Why: Stateless services are the default in modern architectures. Load balancers distribute requests evenly via round-robin. But gateways are inherently stateful: each holds a set of WebSocket connections. A message for User B must reach the specific gateway holding B's connection. Round-robin sends the message to any of 10,000 gateways, and 9,999 of them cannot deliver it. The message is lost or must be re-routed, adding 10-50ms of latency.
WRONG: Deploy gateway servers behind a round-robin load balancer like any stateless service. Messages for User B land on a random gateway. 99.99% of the time, that gateway does not hold B's connection. Messages are lost or require an internal re-routing layer that adds 10-50ms latency.
RIGHT: Accept that gateways are stateful. Use a connection registry (Redis) to map user_id to gateway server_id.

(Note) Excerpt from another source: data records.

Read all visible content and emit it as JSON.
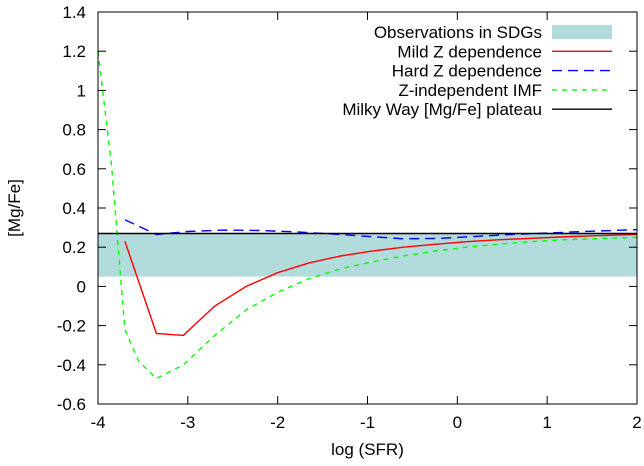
{
  "chart_data": {
    "type": "line",
    "xlabel": "log (SFR)",
    "ylabel": "[Mg/Fe]",
    "xlim": [
      -4,
      2
    ],
    "ylim": [
      -0.6,
      1.4
    ],
    "xticks": [
      -4,
      -3,
      -2,
      -1,
      0,
      1,
      2
    ],
    "xtick_labels": [
      "-4",
      "-3",
      "-2",
      "-1",
      "0",
      "1",
      "2"
    ],
    "yticks": [
      -0.6,
      -0.4,
      -0.2,
      0,
      0.2,
      0.4,
      0.6,
      0.8,
      1,
      1.2,
      1.4
    ],
    "ytick_labels": [
      "-0.6",
      "-0.4",
      "-0.2",
      "0",
      "0.2",
      "0.4",
      "0.6",
      "0.8",
      "1",
      "1.2",
      "1.4"
    ],
    "grid": false,
    "legend_position": "top-right",
    "band": {
      "name": "Observations in SDGs",
      "y_range": [
        0.05,
        0.27
      ],
      "color": "#b2dcdc"
    },
    "series": [
      {
        "name": "Mild Z dependence",
        "color": "#ff0000",
        "dash": "solid",
        "x": [
          -3.7,
          -3.35,
          -3.05,
          -2.7,
          -2.35,
          -2.0,
          -1.65,
          -1.3,
          -0.95,
          -0.6,
          -0.25,
          0.1,
          0.45,
          0.8,
          1.15,
          1.5,
          2.0
        ],
        "y": [
          0.23,
          -0.24,
          -0.25,
          -0.1,
          0.0,
          0.07,
          0.12,
          0.155,
          0.18,
          0.2,
          0.215,
          0.228,
          0.238,
          0.245,
          0.252,
          0.258,
          0.265
        ]
      },
      {
        "name": "Hard Z dependence",
        "color": "#0000ff",
        "dash": "dashed",
        "x": [
          -3.7,
          -3.35,
          -3.0,
          -2.6,
          -2.2,
          -1.8,
          -1.4,
          -1.0,
          -0.6,
          -0.2,
          0.2,
          0.6,
          1.0,
          1.4,
          2.0
        ],
        "y": [
          0.34,
          0.265,
          0.28,
          0.287,
          0.285,
          0.278,
          0.268,
          0.255,
          0.243,
          0.245,
          0.255,
          0.265,
          0.272,
          0.28,
          0.29
        ]
      },
      {
        "name": "Z-independent IMF",
        "color": "#00ff00",
        "dash": "dotted",
        "x": [
          -4.0,
          -3.85,
          -3.7,
          -3.55,
          -3.35,
          -3.05,
          -2.7,
          -2.35,
          -2.0,
          -1.65,
          -1.3,
          -0.95,
          -0.6,
          -0.25,
          0.1,
          0.45,
          0.8,
          1.15,
          1.5,
          2.0
        ],
        "y": [
          1.2,
          0.62,
          -0.22,
          -0.38,
          -0.47,
          -0.4,
          -0.25,
          -0.12,
          -0.03,
          0.04,
          0.09,
          0.125,
          0.155,
          0.18,
          0.2,
          0.215,
          0.228,
          0.237,
          0.243,
          0.25
        ]
      },
      {
        "name": "Milky Way [Mg/Fe] plateau",
        "color": "#000000",
        "dash": "solid",
        "x": [
          -4,
          2
        ],
        "y": [
          0.27,
          0.27
        ]
      }
    ]
  }
}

Route messages directly to the correct gateway. The load balancer is only used for initial connection establishment (via least-connections algorithm, not round-robin). Once connected, all messages for that user bypass the load balancer and go directly to the gateway via internal routing. Trade-off accepted: stateful gateways complicate deployments (rolling restarts disconnect users), mitigated by graceful drain.